The evidence of backsliding comes from the trustees. In theory they have powers to prevent changes to GIB’s green purposes, but this does not extend to control of, or input to, investment decisions.

The five trustees are independently appointed and seem to be sound environmental figures. They include James Curran, former chief executive of the Scottish Environmental Protection Agency, and Lord Teverson, a former Liberal Democrat energy spokesman.But they are not paid to monitor such a big private equity company and a check on the website of the Green Purposes Company does not give much comfort either.

It reveals the first project  is in Sweden – with a 300 million Euro investment in what will be Europe’s largest onshore wind farm joint with the US listed company GE which is in financial trouble in the United States.

The second is in a £30m investment in solar power in India – admittedly with a UK solar park company, Lightsource, partly owned by BP. The company is concentrating on green power in the Middle East, Asia and Europe as part of its partnership with BP.
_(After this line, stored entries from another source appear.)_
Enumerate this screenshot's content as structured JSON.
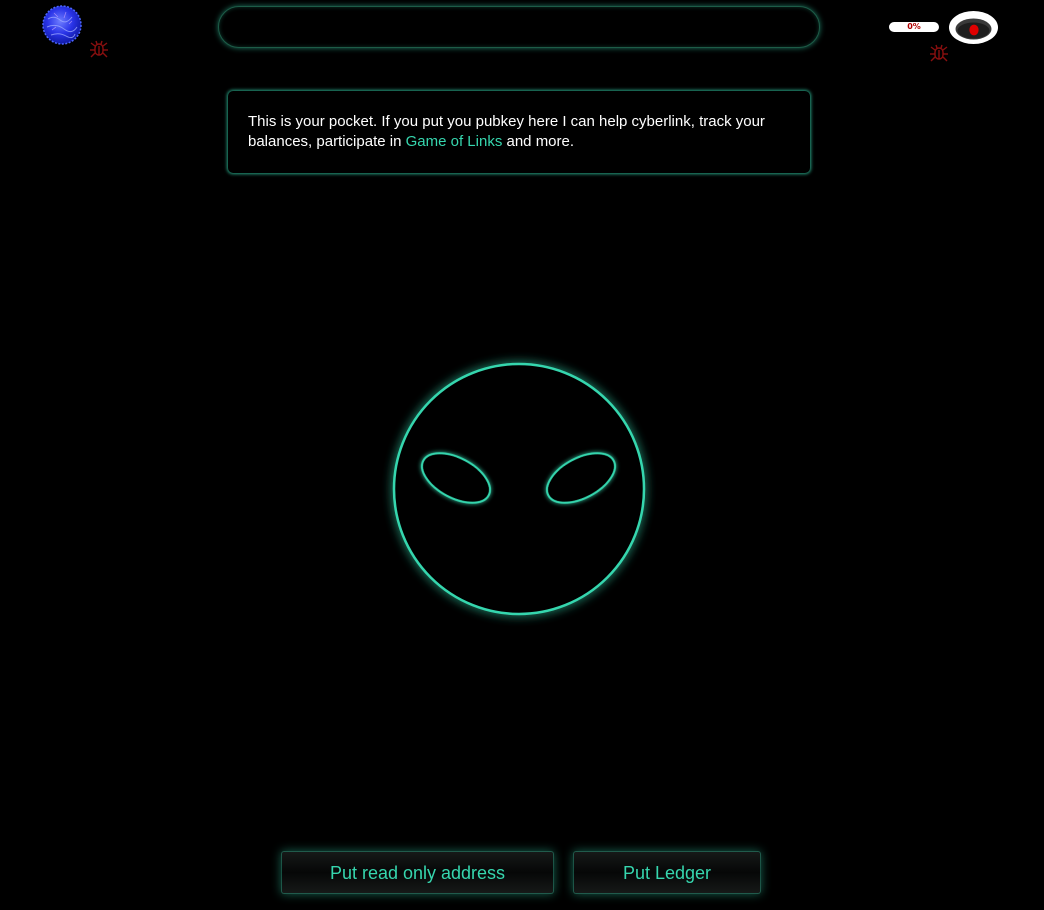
{
  "header": {
    "logo_icon": "planet-logo-icon",
    "bug_icon": "bug-icon",
    "search": {
      "value": "",
      "placeholder": ""
    },
    "battery": {
      "label": "0%",
      "level_percent": 0
    },
    "eye_icon": "eye-icon"
  },
  "info": {
    "text_before": "This is your pocket. If you put you pubkey here I can help cyberlink, track your balances, participate in ",
    "link_text": "Game of Links",
    "text_after": " and more."
  },
  "alien_icon": "alien-face-icon",
  "actions": {
    "read_only_label": "Put read only address",
    "ledger_label": "Put Ledger"
  },
  "colors": {
    "accent": "#36d6ae",
    "background": "#000000",
    "warning": "#b00000"
  }
}
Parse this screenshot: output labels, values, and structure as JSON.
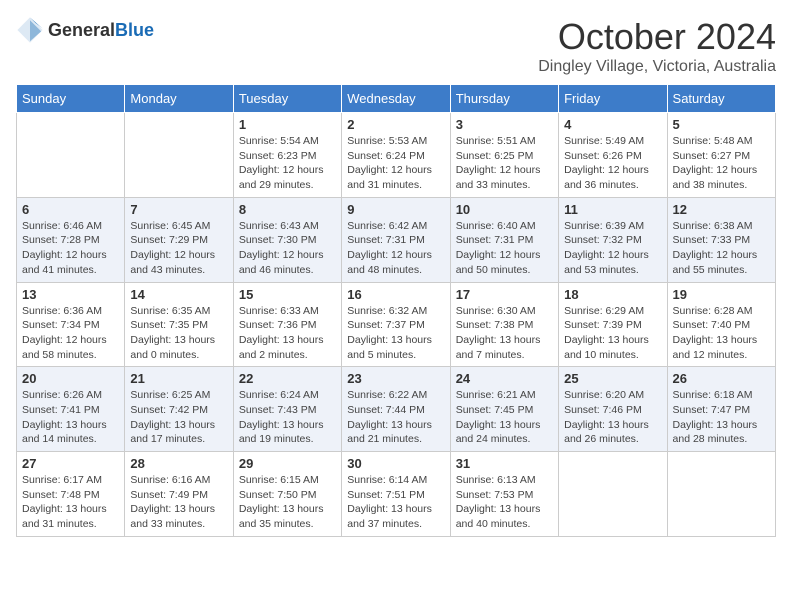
{
  "header": {
    "logo_general": "General",
    "logo_blue": "Blue",
    "month": "October 2024",
    "location": "Dingley Village, Victoria, Australia"
  },
  "days_of_week": [
    "Sunday",
    "Monday",
    "Tuesday",
    "Wednesday",
    "Thursday",
    "Friday",
    "Saturday"
  ],
  "weeks": [
    [
      {
        "day": "",
        "info": ""
      },
      {
        "day": "",
        "info": ""
      },
      {
        "day": "1",
        "info": "Sunrise: 5:54 AM\nSunset: 6:23 PM\nDaylight: 12 hours and 29 minutes."
      },
      {
        "day": "2",
        "info": "Sunrise: 5:53 AM\nSunset: 6:24 PM\nDaylight: 12 hours and 31 minutes."
      },
      {
        "day": "3",
        "info": "Sunrise: 5:51 AM\nSunset: 6:25 PM\nDaylight: 12 hours and 33 minutes."
      },
      {
        "day": "4",
        "info": "Sunrise: 5:49 AM\nSunset: 6:26 PM\nDaylight: 12 hours and 36 minutes."
      },
      {
        "day": "5",
        "info": "Sunrise: 5:48 AM\nSunset: 6:27 PM\nDaylight: 12 hours and 38 minutes."
      }
    ],
    [
      {
        "day": "6",
        "info": "Sunrise: 6:46 AM\nSunset: 7:28 PM\nDaylight: 12 hours and 41 minutes."
      },
      {
        "day": "7",
        "info": "Sunrise: 6:45 AM\nSunset: 7:29 PM\nDaylight: 12 hours and 43 minutes."
      },
      {
        "day": "8",
        "info": "Sunrise: 6:43 AM\nSunset: 7:30 PM\nDaylight: 12 hours and 46 minutes."
      },
      {
        "day": "9",
        "info": "Sunrise: 6:42 AM\nSunset: 7:31 PM\nDaylight: 12 hours and 48 minutes."
      },
      {
        "day": "10",
        "info": "Sunrise: 6:40 AM\nSunset: 7:31 PM\nDaylight: 12 hours and 50 minutes."
      },
      {
        "day": "11",
        "info": "Sunrise: 6:39 AM\nSunset: 7:32 PM\nDaylight: 12 hours and 53 minutes."
      },
      {
        "day": "12",
        "info": "Sunrise: 6:38 AM\nSunset: 7:33 PM\nDaylight: 12 hours and 55 minutes."
      }
    ],
    [
      {
        "day": "13",
        "info": "Sunrise: 6:36 AM\nSunset: 7:34 PM\nDaylight: 12 hours and 58 minutes."
      },
      {
        "day": "14",
        "info": "Sunrise: 6:35 AM\nSunset: 7:35 PM\nDaylight: 13 hours and 0 minutes."
      },
      {
        "day": "15",
        "info": "Sunrise: 6:33 AM\nSunset: 7:36 PM\nDaylight: 13 hours and 2 minutes."
      },
      {
        "day": "16",
        "info": "Sunrise: 6:32 AM\nSunset: 7:37 PM\nDaylight: 13 hours and 5 minutes."
      },
      {
        "day": "17",
        "info": "Sunrise: 6:30 AM\nSunset: 7:38 PM\nDaylight: 13 hours and 7 minutes."
      },
      {
        "day": "18",
        "info": "Sunrise: 6:29 AM\nSunset: 7:39 PM\nDaylight: 13 hours and 10 minutes."
      },
      {
        "day": "19",
        "info": "Sunrise: 6:28 AM\nSunset: 7:40 PM\nDaylight: 13 hours and 12 minutes."
      }
    ],
    [
      {
        "day": "20",
        "info": "Sunrise: 6:26 AM\nSunset: 7:41 PM\nDaylight: 13 hours and 14 minutes."
      },
      {
        "day": "21",
        "info": "Sunrise: 6:25 AM\nSunset: 7:42 PM\nDaylight: 13 hours and 17 minutes."
      },
      {
        "day": "22",
        "info": "Sunrise: 6:24 AM\nSunset: 7:43 PM\nDaylight: 13 hours and 19 minutes."
      },
      {
        "day": "23",
        "info": "Sunrise: 6:22 AM\nSunset: 7:44 PM\nDaylight: 13 hours and 21 minutes."
      },
      {
        "day": "24",
        "info": "Sunrise: 6:21 AM\nSunset: 7:45 PM\nDaylight: 13 hours and 24 minutes."
      },
      {
        "day": "25",
        "info": "Sunrise: 6:20 AM\nSunset: 7:46 PM\nDaylight: 13 hours and 26 minutes."
      },
      {
        "day": "26",
        "info": "Sunrise: 6:18 AM\nSunset: 7:47 PM\nDaylight: 13 hours and 28 minutes."
      }
    ],
    [
      {
        "day": "27",
        "info": "Sunrise: 6:17 AM\nSunset: 7:48 PM\nDaylight: 13 hours and 31 minutes."
      },
      {
        "day": "28",
        "info": "Sunrise: 6:16 AM\nSunset: 7:49 PM\nDaylight: 13 hours and 33 minutes."
      },
      {
        "day": "29",
        "info": "Sunrise: 6:15 AM\nSunset: 7:50 PM\nDaylight: 13 hours and 35 minutes."
      },
      {
        "day": "30",
        "info": "Sunrise: 6:14 AM\nSunset: 7:51 PM\nDaylight: 13 hours and 37 minutes."
      },
      {
        "day": "31",
        "info": "Sunrise: 6:13 AM\nSunset: 7:53 PM\nDaylight: 13 hours and 40 minutes."
      },
      {
        "day": "",
        "info": ""
      },
      {
        "day": "",
        "info": ""
      }
    ]
  ]
}
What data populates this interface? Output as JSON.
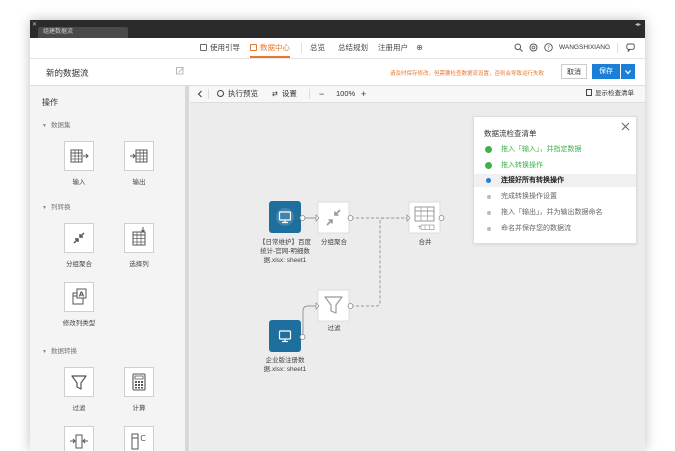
{
  "titlebar": {
    "tab_title": "组建数据流"
  },
  "topnav": {
    "items": [
      {
        "label": "使用引导",
        "active": false
      },
      {
        "label": "数据中心",
        "active": true
      },
      {
        "label": "总览",
        "active": false
      },
      {
        "label": "总结规划",
        "active": false
      },
      {
        "label": "注册用户",
        "active": false
      }
    ],
    "username": "WANGSHIXIANG"
  },
  "header": {
    "flow_name": "新的数据流",
    "warning": "请及时保存修改，但需要检查数据流设置，否则会导致运行失败",
    "cancel_label": "取消",
    "save_label": "保存"
  },
  "sidebar": {
    "title": "操作",
    "sections": [
      {
        "label": "数据集",
        "tools": [
          {
            "label": "输入",
            "icon": "input-table-icon"
          },
          {
            "label": "输出",
            "icon": "output-table-icon"
          }
        ]
      },
      {
        "label": "列转换",
        "tools": [
          {
            "label": "分组聚合",
            "icon": "group-aggregate-icon"
          },
          {
            "label": "选择列",
            "icon": "select-columns-icon"
          },
          {
            "label": "修改列类型",
            "icon": "column-type-icon"
          }
        ]
      },
      {
        "label": "数据转换",
        "tools": [
          {
            "label": "过滤",
            "icon": "filter-icon"
          },
          {
            "label": "计算",
            "icon": "calculator-icon"
          },
          {
            "label": "",
            "icon": "split-column-icon"
          },
          {
            "label": "",
            "icon": "column-c-icon"
          }
        ]
      }
    ]
  },
  "canvas_toolbar": {
    "run_preview": "执行预览",
    "settings": "设置",
    "zoom": "100%",
    "show_checklist": "显示检查清单"
  },
  "nodes": {
    "input1_label": "【日常维护】百度统计-官网-明细数据.xlsx: sheet1",
    "group_label": "分组聚合",
    "merge_label": "合并",
    "filter_label": "过滤",
    "input2_label": "企业版注册数据.xlsx: sheet1"
  },
  "checklist": {
    "title": "数据流检查清单",
    "items": [
      {
        "text": "拖入「输入」，并指定数据",
        "state": "done"
      },
      {
        "text": "拖入转换操作",
        "state": "done"
      },
      {
        "text": "连接好所有转换操作",
        "state": "current"
      },
      {
        "text": "完成转换操作设置",
        "state": "todo"
      },
      {
        "text": "拖入「输出」，并为输出数据命名",
        "state": "todo"
      },
      {
        "text": "命名并保存您的数据流",
        "state": "todo"
      }
    ]
  },
  "colors": {
    "accent": "#e8772e",
    "primary": "#1a7fd6",
    "success": "#3cb34a",
    "node_input": "#1f6f9e"
  }
}
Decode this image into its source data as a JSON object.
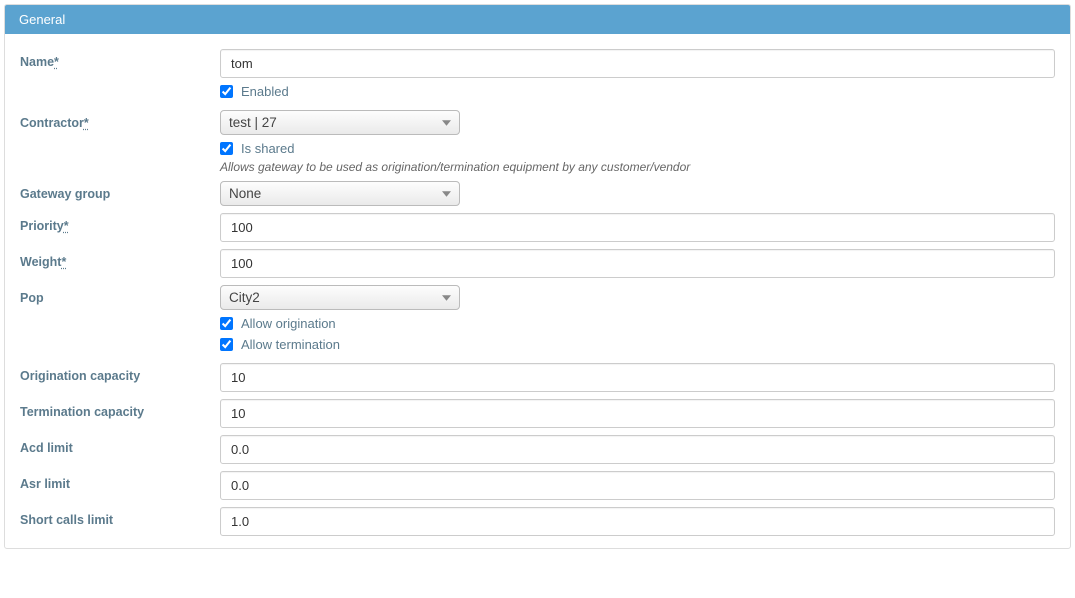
{
  "panel": {
    "title": "General"
  },
  "labels": {
    "name": "Name",
    "contractor": "Contractor",
    "gateway_group": "Gateway group",
    "priority": "Priority",
    "weight": "Weight",
    "pop": "Pop",
    "origination_capacity": "Origination capacity",
    "termination_capacity": "Termination capacity",
    "acd_limit": "Acd limit",
    "asr_limit": "Asr limit",
    "short_calls_limit": "Short calls limit",
    "required_marker": "*"
  },
  "checkboxes": {
    "enabled": "Enabled",
    "is_shared": "Is shared",
    "allow_origination": "Allow origination",
    "allow_termination": "Allow termination"
  },
  "values": {
    "name": "tom",
    "contractor": "test | 27",
    "gateway_group": "None",
    "priority": "100",
    "weight": "100",
    "pop": "City2",
    "origination_capacity": "10",
    "termination_capacity": "10",
    "acd_limit": "0.0",
    "asr_limit": "0.0",
    "short_calls_limit": "1.0"
  },
  "hints": {
    "is_shared": "Allows gateway to be used as origination/termination equipment by any customer/vendor"
  }
}
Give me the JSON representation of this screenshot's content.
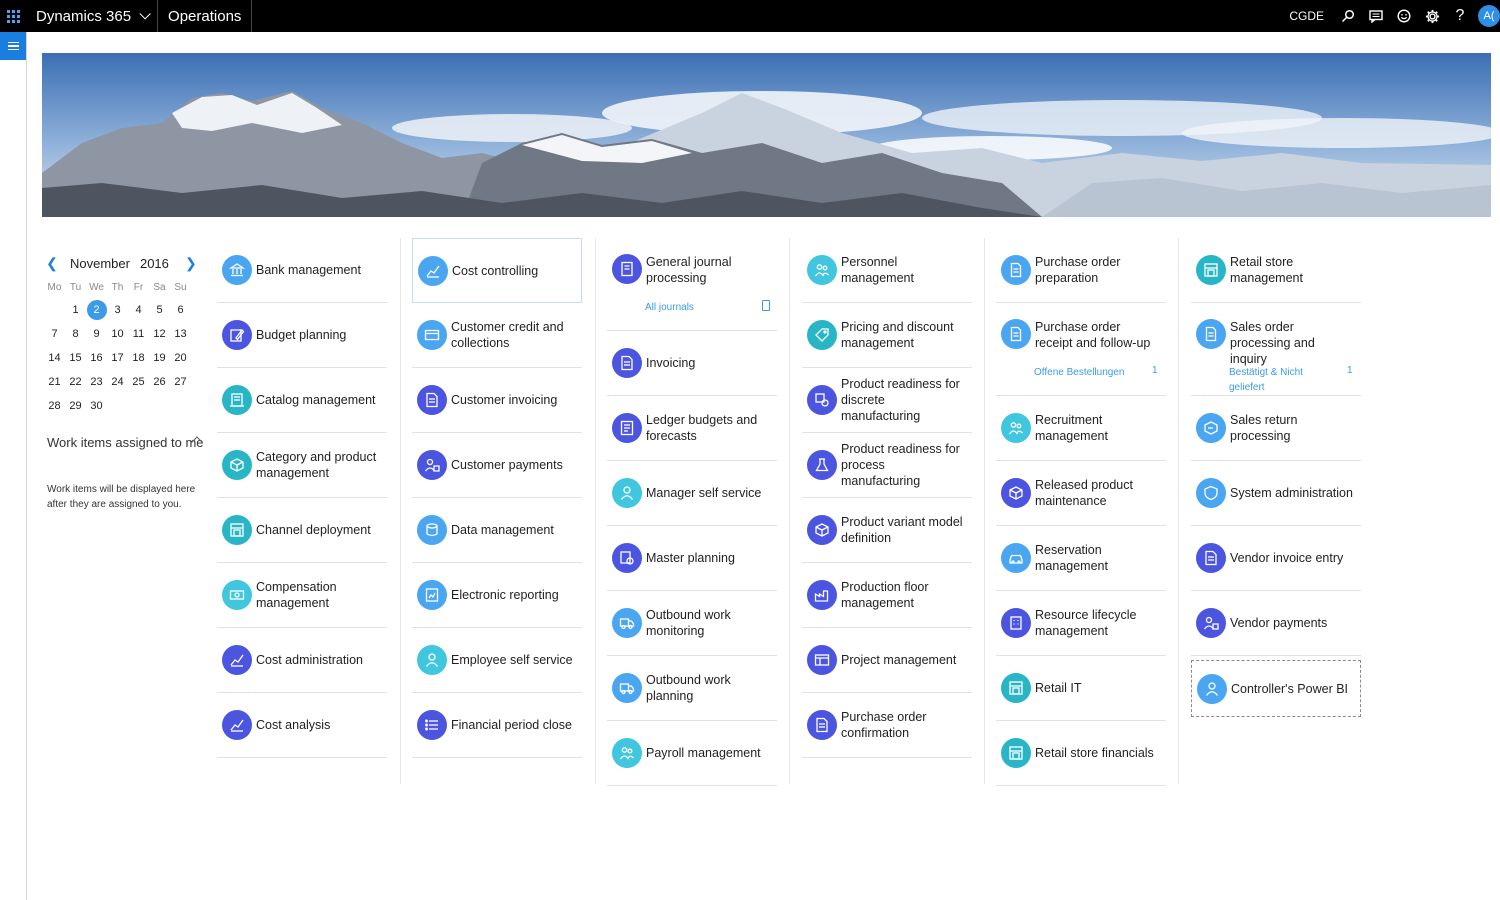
{
  "topbar": {
    "brand": "Dynamics 365",
    "module": "Operations",
    "company": "CGDE",
    "avatar_initials": "A("
  },
  "calendar": {
    "month": "November",
    "year": "2016",
    "weekdays": [
      "Mo",
      "Tu",
      "We",
      "Th",
      "Fr",
      "Sa",
      "Su"
    ],
    "selected_day": "2",
    "rows": [
      [
        "",
        "1",
        "2",
        "3",
        "4",
        "5",
        "6"
      ],
      [
        "7",
        "8",
        "9",
        "10",
        "11",
        "12",
        "13"
      ],
      [
        "14",
        "15",
        "16",
        "17",
        "18",
        "19",
        "20"
      ],
      [
        "21",
        "22",
        "23",
        "24",
        "25",
        "26",
        "27"
      ],
      [
        "28",
        "29",
        "30",
        "",
        "",
        "",
        ""
      ]
    ]
  },
  "work_items": {
    "title": "Work items assigned to me",
    "description": "Work items will be displayed here after they are assigned to you."
  },
  "columns": [
    [
      {
        "label": "Bank management",
        "icon": "bank-icon",
        "color": "c-light"
      },
      {
        "label": "Budget planning",
        "icon": "pen-icon",
        "color": "c-indigo"
      },
      {
        "label": "Catalog management",
        "icon": "catalog-icon",
        "color": "c-teal"
      },
      {
        "label": "Category and product management",
        "icon": "box-icon",
        "color": "c-teal"
      },
      {
        "label": "Channel deployment",
        "icon": "store-icon",
        "color": "c-teal"
      },
      {
        "label": "Compensation management",
        "icon": "money-icon",
        "color": "c-cyan"
      },
      {
        "label": "Cost administration",
        "icon": "chart-icon",
        "color": "c-indigo"
      },
      {
        "label": "Cost analysis",
        "icon": "chart-icon",
        "color": "c-indigo"
      }
    ],
    [
      {
        "label": "Cost controlling",
        "icon": "chart-icon",
        "color": "c-light",
        "focus": true
      },
      {
        "label": "Customer credit and collections",
        "icon": "card-icon",
        "color": "c-light"
      },
      {
        "label": "Customer invoicing",
        "icon": "invoice-icon",
        "color": "c-indigo"
      },
      {
        "label": "Customer payments",
        "icon": "person-money-icon",
        "color": "c-indigo"
      },
      {
        "label": "Data management",
        "icon": "data-icon",
        "color": "c-light"
      },
      {
        "label": "Electronic reporting",
        "icon": "report-icon",
        "color": "c-light"
      },
      {
        "label": "Employee self service",
        "icon": "person-icon",
        "color": "c-cyan"
      },
      {
        "label": "Financial period close",
        "icon": "list-icon",
        "color": "c-indigo"
      }
    ],
    [
      {
        "label": "General journal processing",
        "icon": "journal-icon",
        "color": "c-indigo",
        "sub": "All journals",
        "pin": true
      },
      {
        "label": "Invoicing",
        "icon": "invoice-icon",
        "color": "c-indigo"
      },
      {
        "label": "Ledger budgets and forecasts",
        "icon": "ledger-icon",
        "color": "c-indigo"
      },
      {
        "label": "Manager self service",
        "icon": "person-icon",
        "color": "c-cyan"
      },
      {
        "label": "Master planning",
        "icon": "plan-icon",
        "color": "c-indigo"
      },
      {
        "label": "Outbound work monitoring",
        "icon": "truck-icon",
        "color": "c-light"
      },
      {
        "label": "Outbound work planning",
        "icon": "truck-icon",
        "color": "c-light"
      },
      {
        "label": "Payroll management",
        "icon": "people-icon",
        "color": "c-cyan"
      }
    ],
    [
      {
        "label": "Personnel management",
        "icon": "people-icon",
        "color": "c-cyan"
      },
      {
        "label": "Pricing and discount management",
        "icon": "tag-icon",
        "color": "c-teal"
      },
      {
        "label": "Product readiness for discrete manufacturing",
        "icon": "gear-box-icon",
        "color": "c-indigo"
      },
      {
        "label": "Product readiness for process manufacturing",
        "icon": "flask-icon",
        "color": "c-indigo"
      },
      {
        "label": "Product variant model definition",
        "icon": "cube-icon",
        "color": "c-indigo"
      },
      {
        "label": "Production floor management",
        "icon": "factory-icon",
        "color": "c-indigo"
      },
      {
        "label": "Project management",
        "icon": "project-icon",
        "color": "c-indigo"
      },
      {
        "label": "Purchase order confirmation",
        "icon": "invoice-icon",
        "color": "c-indigo"
      }
    ],
    [
      {
        "label": "Purchase order preparation",
        "icon": "document-icon",
        "color": "c-light"
      },
      {
        "label": "Purchase order receipt and follow-up",
        "icon": "document-icon",
        "color": "c-light",
        "sub": "Offene Bestellungen",
        "count": "1"
      },
      {
        "label": "Recruitment management",
        "icon": "people-icon",
        "color": "c-cyan"
      },
      {
        "label": "Released product maintenance",
        "icon": "cube-icon",
        "color": "c-indigo"
      },
      {
        "label": "Reservation management",
        "icon": "car-icon",
        "color": "c-light"
      },
      {
        "label": "Resource lifecycle management",
        "icon": "building-icon",
        "color": "c-indigo"
      },
      {
        "label": "Retail IT",
        "icon": "store-icon",
        "color": "c-teal"
      },
      {
        "label": "Retail store financials",
        "icon": "store-icon",
        "color": "c-teal"
      }
    ],
    [
      {
        "label": "Retail store management",
        "icon": "store-icon",
        "color": "c-teal"
      },
      {
        "label": "Sales order processing and inquiry",
        "icon": "document-icon",
        "color": "c-light",
        "sub": "Bestätigt & Nicht geliefert",
        "count": "1"
      },
      {
        "label": "Sales return processing",
        "icon": "return-icon",
        "color": "c-light"
      },
      {
        "label": "System administration",
        "icon": "shield-icon",
        "color": "c-light"
      },
      {
        "label": "Vendor invoice entry",
        "icon": "invoice-icon",
        "color": "c-indigo"
      },
      {
        "label": "Vendor payments",
        "icon": "person-money-icon",
        "color": "c-indigo"
      },
      {
        "label": "Controller's Power BI",
        "icon": "person-icon",
        "color": "c-light",
        "boxed": true
      }
    ]
  ]
}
And the third investment will  be a 136 million Euro energy from waste scheme in Dublin, jointly run by a New Jersey incineration company, Covanta.

So far the new bank has invested £38m in the UK and over £400m (partly with GE) abroad.

The NAO conclude in their report  the future direction of GIB’s investment focus and its relationship with the trustees remain untested. From the first four projects it seems quite clear that the UK will be on the sidelines. The 436 million Euro investments will be great news for Donald Trump’s ” America First ” policy but not such great news for Theresa May.